Chris was travelling southbound on State Route 1 near Route 206 just outside Milford. The other vehicle was headed northbound in the southbound lanes. The car was being operated by a drunk driver, and was fleeing the scene of an accident that occurred shortly before the fatal crash. Chris never saw it coming - he was taken to Milford Memorial Hospital and pronounced dead at 2:54 AM.

Corporal Christopher M. Shea was laid to rest on July 22, 2004 with full military honors. The funeral services were attended by family, friends, troopers and police officers from across the U.S. The services were powerful, like nothing I have ever experienced before and hope to never have to experience again.

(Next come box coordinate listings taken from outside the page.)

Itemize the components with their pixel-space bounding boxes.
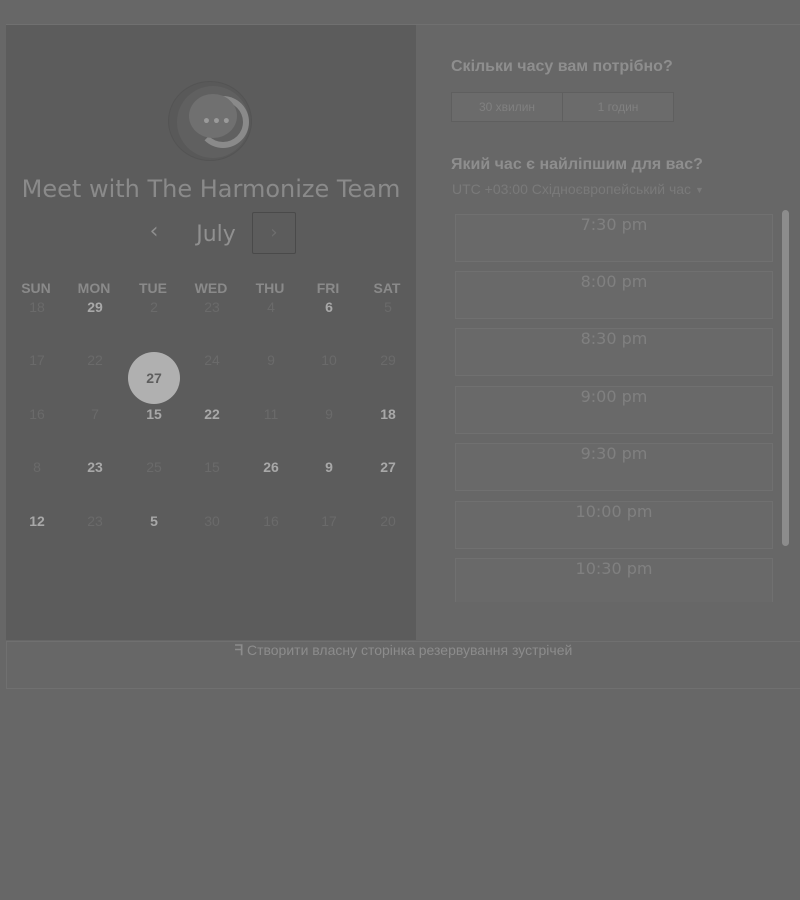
duration-option-30-min[interactable]: 30 хвилин <box>451 92 563 122</box>
calendar-day[interactable]: 22 <box>187 406 237 456</box>
calendar-day: 30 <box>204 513 220 529</box>
weekday-header: TUE <box>139 280 167 296</box>
weekday-header: SUN <box>21 280 51 296</box>
calendar-day: 17 <box>29 352 45 368</box>
calendar-day: 22 <box>87 352 103 368</box>
calendar-day[interactable]: 6 <box>304 299 354 349</box>
calendar-day: 8 <box>33 459 41 475</box>
time-slot[interactable]: 9:00 pm <box>455 386 773 434</box>
calendar-day: 9 <box>267 352 275 368</box>
calendar-day[interactable]: 15 <box>129 406 179 456</box>
calendar-day: 10 <box>321 352 337 368</box>
calendar-day: 4 <box>267 299 275 315</box>
slot-list-scrollbar[interactable] <box>782 210 789 546</box>
calendar-day: 7 <box>91 406 99 422</box>
weekday-header: WED <box>194 280 228 296</box>
weekday-header: FRI <box>316 280 340 296</box>
weekday-header: SAT <box>373 280 401 296</box>
calendar-day: 29 <box>380 352 396 368</box>
calendar-day[interactable]: 12 <box>12 513 62 563</box>
time-slot[interactable]: 8:30 pm <box>455 328 773 376</box>
calendar-day[interactable]: 18 <box>363 406 413 456</box>
calendar-day: 9 <box>325 406 333 422</box>
duration-question: Скільки часу вам потрібно? <box>451 58 673 75</box>
calendar-day[interactable]: 26 <box>246 459 296 509</box>
calendar-day[interactable]: 23 <box>70 459 120 509</box>
calendar-day: 23 <box>204 299 220 315</box>
time-slot[interactable]: 9:30 pm <box>455 443 773 491</box>
calendar-day: 25 <box>146 459 162 475</box>
team-logo: ••• <box>165 78 257 162</box>
calendar-day: 20 <box>380 513 396 529</box>
calendar-day: 15 <box>204 459 220 475</box>
time-slot-list: 7:30 pm 8:00 pm 8:30 pm 9:00 pm 9:30 pm … <box>451 208 791 602</box>
time-slot[interactable]: 10:30 pm <box>455 558 773 602</box>
calendar-day: 5 <box>384 299 392 315</box>
caret-down-icon: ▼ <box>695 185 704 195</box>
next-month-button[interactable]: › <box>252 212 296 254</box>
prev-month-button[interactable]: ‹ <box>141 220 167 246</box>
month-navigation: ‹ July › <box>6 212 416 254</box>
timezone-selector[interactable]: UTC +03:00 Східноєвропейський час ▼ <box>452 181 704 197</box>
calendar-day[interactable]: 27 <box>363 459 413 509</box>
weekday-header: THU <box>255 280 285 296</box>
calendar-day[interactable]: 9 <box>304 459 354 509</box>
duration-option-1-hour[interactable]: 1 годин <box>562 92 674 122</box>
create-booking-page-link[interactable]: ᖷ Створити власну сторінка резервування з… <box>6 641 800 689</box>
calendar-day-selected[interactable]: 27 <box>128 352 180 404</box>
meeting-title: Meet with The Harmonize Team <box>21 175 401 203</box>
calendar-day[interactable]: 29 <box>70 299 120 349</box>
calendar-day: 23 <box>87 513 103 529</box>
weekday-header: MON <box>77 280 111 296</box>
calendar-day[interactable]: 5 <box>129 513 179 563</box>
time-slot[interactable]: 7:30 pm <box>455 214 773 262</box>
footer-link-text: Створити власну сторінка резервування зу… <box>246 642 573 658</box>
calendar-day: 17 <box>321 513 337 529</box>
timezone-label: UTC +03:00 Східноєвропейський час <box>452 181 692 197</box>
time-slot[interactable]: 10:00 pm <box>455 501 773 549</box>
month-label: July <box>196 222 236 247</box>
calendar-day: 11 <box>263 406 279 422</box>
calendar-day: 16 <box>29 406 45 422</box>
calendar-day: 2 <box>150 299 158 315</box>
calendar-day: 24 <box>204 352 220 368</box>
calendar-day: 16 <box>263 513 279 529</box>
time-slot[interactable]: 8:00 pm <box>455 271 773 319</box>
hubspot-sprocket-icon: ᖷ <box>234 642 243 658</box>
calendar-day: 18 <box>29 299 45 315</box>
time-question: Який час є найліпшим для вас? <box>451 156 703 173</box>
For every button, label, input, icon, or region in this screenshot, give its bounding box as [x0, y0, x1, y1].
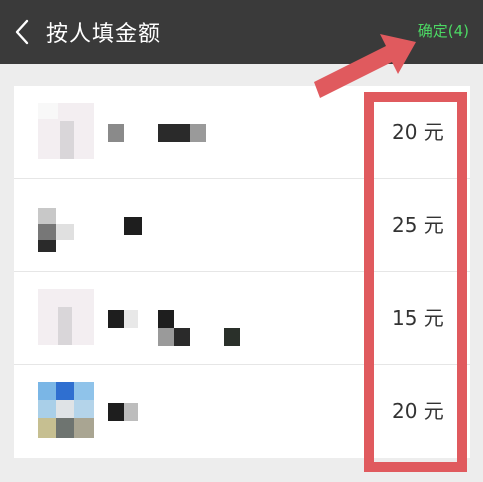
arrow-icon — [314, 34, 416, 98]
back-button[interactable] — [0, 0, 44, 64]
avatar — [38, 289, 94, 345]
page-title: 按人填金额 — [46, 22, 162, 47]
name-text — [124, 217, 164, 235]
chevron-left-icon — [15, 19, 29, 45]
name-text — [108, 124, 218, 142]
name-text — [108, 310, 248, 328]
name-text-line2 — [158, 328, 258, 346]
avatar — [38, 382, 94, 438]
name-text — [108, 403, 148, 421]
avatar — [38, 103, 94, 159]
highlight-box — [364, 92, 467, 472]
avatar — [38, 196, 94, 252]
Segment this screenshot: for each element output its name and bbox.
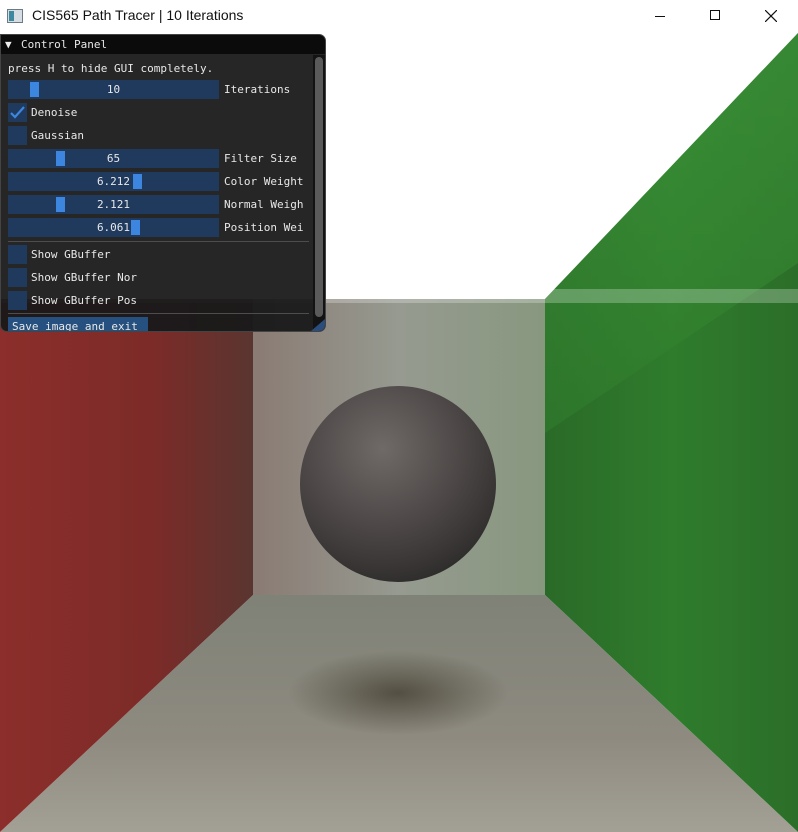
slider-value: 6.212 — [96, 175, 131, 188]
minimize-button[interactable] — [637, 0, 683, 33]
position-weight-label: Position Wei — [224, 221, 304, 234]
separator — [8, 241, 309, 242]
show-gbuffer-label: Show GBuffer — [31, 248, 111, 261]
control-panel[interactable]: ▼ Control Panel press H to hide GUI comp… — [0, 34, 326, 332]
normal-weight-slider[interactable]: 2.121 — [8, 195, 219, 214]
filter-size-label: Filter Size — [224, 152, 297, 165]
slider-value: 6.061 — [96, 221, 131, 234]
show-gbuffer-position-checkbox[interactable] — [8, 291, 27, 310]
triangle-down-icon[interactable]: ▼ — [5, 38, 12, 51]
panel-title: Control Panel — [21, 38, 108, 51]
checkmark-icon — [10, 106, 25, 119]
denoise-label: Denoise — [31, 106, 78, 119]
normal-weight-label: Normal Weigh — [224, 198, 304, 211]
separator — [8, 313, 309, 314]
position-weight-slider[interactable]: 6.061 — [8, 218, 219, 237]
close-button[interactable] — [748, 0, 794, 33]
save-image-label: Save image and exit — [12, 320, 138, 332]
window-titlebar[interactable]: CIS565 Path Tracer | 10 Iterations — [0, 0, 798, 33]
app-icon — [7, 9, 23, 23]
show-gbuffer-checkbox[interactable] — [8, 245, 27, 264]
gaussian-checkbox[interactable] — [8, 126, 27, 145]
scrollbar-grab[interactable] — [315, 57, 323, 317]
maximize-button[interactable] — [692, 0, 738, 33]
save-image-button[interactable]: Save image and exit — [8, 317, 148, 332]
hide-gui-hint: press H to hide GUI completely. — [8, 62, 214, 75]
resize-grip[interactable] — [311, 319, 325, 331]
color-weight-label: Color Weight — [224, 175, 304, 188]
show-gbuffer-position-label: Show GBuffer Pos — [31, 294, 137, 307]
close-icon — [765, 10, 777, 22]
gaussian-label: Gaussian — [31, 129, 84, 142]
slider-value: 65 — [106, 152, 121, 165]
iterations-label: Iterations — [224, 83, 291, 96]
denoise-checkbox[interactable] — [8, 103, 27, 122]
panel-header[interactable]: ▼ Control Panel — [1, 35, 325, 54]
filter-size-slider[interactable]: 65 — [8, 149, 219, 168]
slider-value: 2.121 — [96, 198, 131, 211]
slider-value: 10 — [106, 83, 121, 96]
iterations-slider[interactable]: 10 — [8, 80, 219, 99]
window-title: CIS565 Path Tracer | 10 Iterations — [32, 7, 244, 23]
color-weight-slider[interactable]: 6.212 — [8, 172, 219, 191]
show-gbuffer-normal-checkbox[interactable] — [8, 268, 27, 287]
show-gbuffer-normal-label: Show GBuffer Nor — [31, 271, 137, 284]
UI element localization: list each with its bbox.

Chris is a hero. A hero because he chose a career, a lifestyle, of helping others. He was never afraid of what he was doing, never second guessed himself for one second. During the funeral services, Chris' Academy classmate and friend of 4 years gave a personal and moving eulogywhere he gave, perhaps, the best reason for why Chris was a hero. He said "Chris, I believe you are a hero who saved the life of an unknown motorist who would have been travelling southbound on State Route 1 by forfeiting your own life. Your selfless service saved the life of someone you never even met."